Liberals, leftists, anti-God politicians and activist judges were primarily to blame, Falwell proclaimed over the years. A fusion of politics and conservative Christian piety became the antidote.
Falwell founded the Moral Majority with the express purpose of organizing a Christian right electorate, registering voters, raising funds for candidates and exerting political leverage at state and national levels.
The organization first applied that leverage in Ronald Reagan’s election to the presidency in 1980, helping forge a bond between the Republican Party and the religious right that remains strong.
“Moral Majority by necessity became the lightning rod of the conservative movement,” Falwell told the New York Times in 1987. “It was first. It was extremely successful in 1980. And that brought down a firestorm from all who disagreed.”
In 1983, just as the “firestorm” began to rage, Larry Flynt’s sex magazine Hustler carried a parody of a Campari ad that featured a fake interview with Falwell in which he admits to incest with his mother. He sued, alleging invasion of privacy, libel and intentional infliction of emotional distress.
A jury rejected the invasion of privacy and libel claims, holding that parody could not reasonably be considered a description of actual events, but ruled in favor of Falwell on the emotional distress claim.

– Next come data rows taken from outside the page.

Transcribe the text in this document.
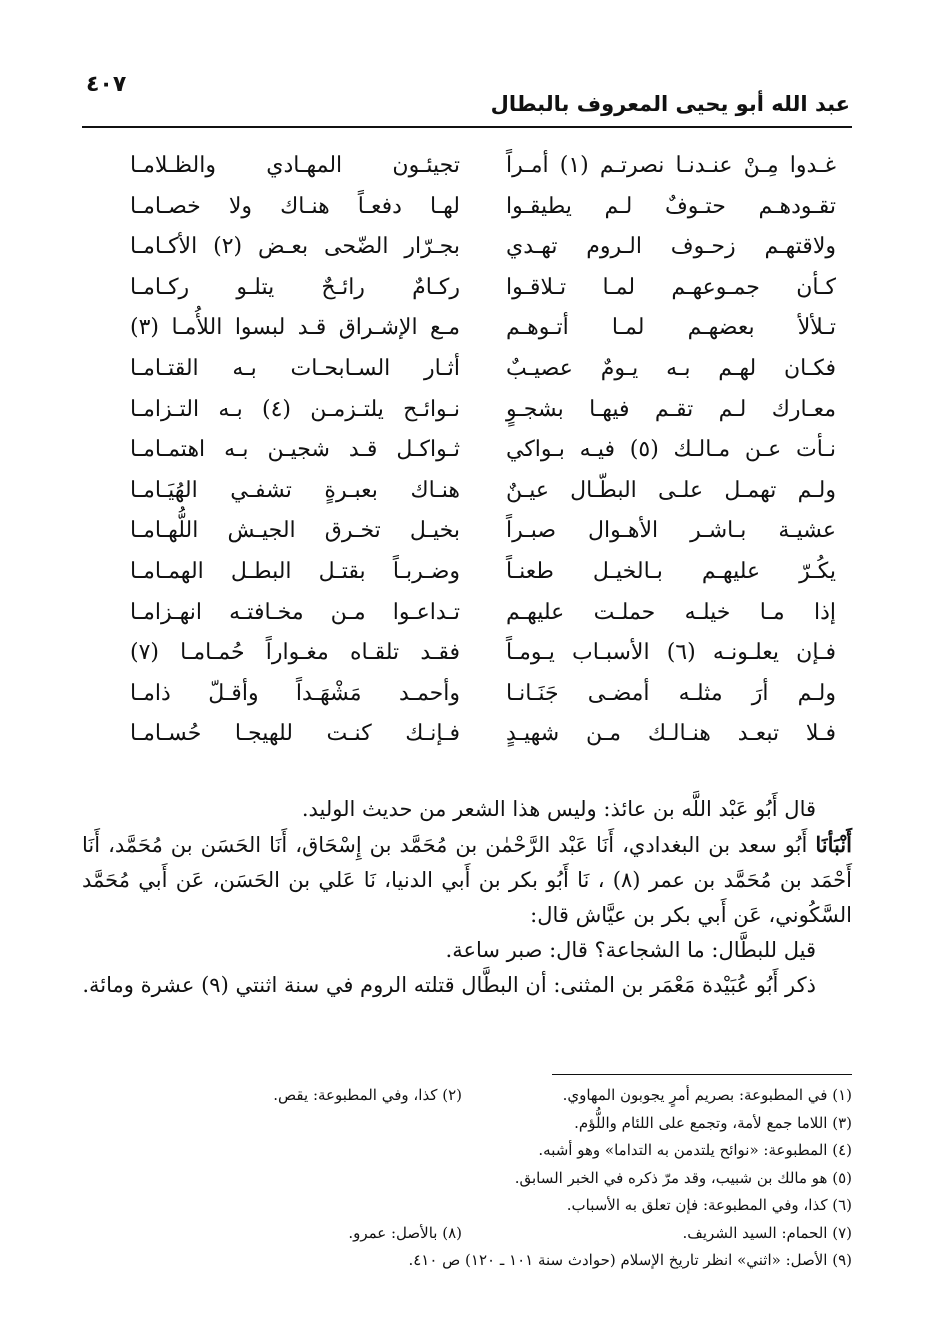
عبد الله أبو يحيى المعروف بالبطال
٤٠٧
غـدوا مِـنْ عنـدنـا نصرتـم (١) أمـراً
تقـودهـم حتـوفٌ لـم يطيقـوا
ولاقتهـم زحـوف الـروم تهـدي
كـأن جمـوعهـم لمـا تـلاقـوا
تـلألأ بعضهـم لمـا أتـوهـم
فكـان لهـم بـه يـومٌ عصيـبٌ
معـارك لـم تقـم فيهـا بشجـوٍ
نـأت عـن مـالـك (٥) فيـه بـواكي
ولـم تهمـل علـى البطّـال عيـنٌ
عشيـة بـاشـر الأهـوال صبـراً
يكُـرّ عليهـم بـالخيـل طعنـاً
إذا مـا خيلـه حملـت عليهـم
فـإن يعلـونـه (٦) الأسبـاب يـومـاً
ولـم أرَ مثلـه أمضـى جَنَـانـا
فـلا تبعـد هنـالـك مـن شهيـدٍ
تجيئـون المهـادي والظـلامـا
لهـا دفعـاً هنـاك ولا خصـامـا
بجـرّار الضّحى بعـض (٢) الأكـامـا
ركـامٌ رائـحٌ يتلـو ركـامـا
مـع الإشـراق قـد لبسوا اللأُمـا (٣)
أثـار السـابحـات بـه القتـامـا
نـوائـح يلتـزمـن (٤) بـه التـزامـا
ثـواكـل قـد شجيـن بـه اهتمـامـا
هنـاك بعبـرةٍ تشفـي الهُيَـامـا
بخيـل تخـرق الجيـش اللُّهـامـا
وضـربـاً بقتـل البطـل الهمـامـا
تـداعـوا مـن مخـافتـه انهـزامـا
فقـد تلقـاه مغـواراً حُمـامـا (٧)
وأحمـد مَشْهَـداً وأقـلّ ذامـا
فـإنـك كنـت للهيجـا حُسـامـا

قال أَبُو عَبْد اللَّه بن عائذ: وليس هذا الشعر من حديث الوليد.

أَنْبَأنَا أَبُو سعد بن البغدادي، أَنَا عَبْد الرَّحْمٰن بن مُحَمَّد بن إِسْحَاق، أَنَا الحَسَن بن مُحَمَّد، أَنَا أَحْمَد بن مُحَمَّد بن عمر (٨) ، نَا أَبُو بكر بن أَبي الدنيا، نَا عَلي بن الحَسَن، عَن أَبي مُحَمَّد السَّكُوني، عَن أَبي بكر بن عيَّاش قال:

قيل للبطَّال: ما الشجاعة؟ قال: صبر ساعة.

ذكر أَبُو عُبَيْدة مَعْمَر بن المثنى: أن البطَّال قتلته الروم في سنة اثنتي (٩) عشرة ومائة.

(١) في المطبوعة: بصريم أمرٍ يجوبون المهاوي.
(٢) كذا، وفي المطبوعة: يقص.
(٣) اللاما جمع لأمة، وتجمع على اللئام واللُّؤم.
(٤) المطبوعة: «نوائح يلتدمن به التداما» وهو أشبه.
(٥) هو مالك بن شبيب، وقد مرّ ذكره في الخبر السابق.
(٦) كذا، وفي المطبوعة: فإن تعلق به الأسباب.
(٧) الحمام: السيد الشريف.
(٨) بالأصل: عمرو.
(٩) الأصل: «اثني» انظر تاريخ الإسلام (حوادث سنة ١٠١ ـ ١٢٠) ص ٤١٠.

After the ruling was upheld on appeal, Flynt appealed to the U.S. Supreme Court and won. The court confirmed that public figures cannot recover damages based on emotional distress caused by parodies.
In 1987, Falwell took over the scandal-plagued PTL ministry from its disgraced founder, Jim Bakker. PTL gave him access to a nationwide cable television network that reached 13.5 million homes. Unable to salvage the Bakker empire, with its deficit of some $70 million, he resigned a few months later.
“I am not a Republican; I am not a Democrat! I am a noisy Baptist!” he told crowds of supporters.
Falwell dissolved the Moral Majority in 1989, insisting the organization had accomplished what he had set out to accomplish.
In 2004, after voters told pollsters that moral values were important to them in the presidential election, Falwell founded the Faith and Values Coalition, calling it the “21st-century resurrection of the Moral Majority.”
The organization’s objectives included support for anti-abortion judges and a constitutional amendment banning same-sex marriage.
Although his political influence and public profile had diminished in recent years as he devoted more of his time to Liberty University, his positions on a number of core issues have become canonical for the mainstream of the modern Republican Party.
“He had awakened the slumbering giant of evangelical politics and made it a force to be reckoned with,” Reed said. “It has become the most critical and vibrant constituency in the American electorate, certainly on the Republican side.”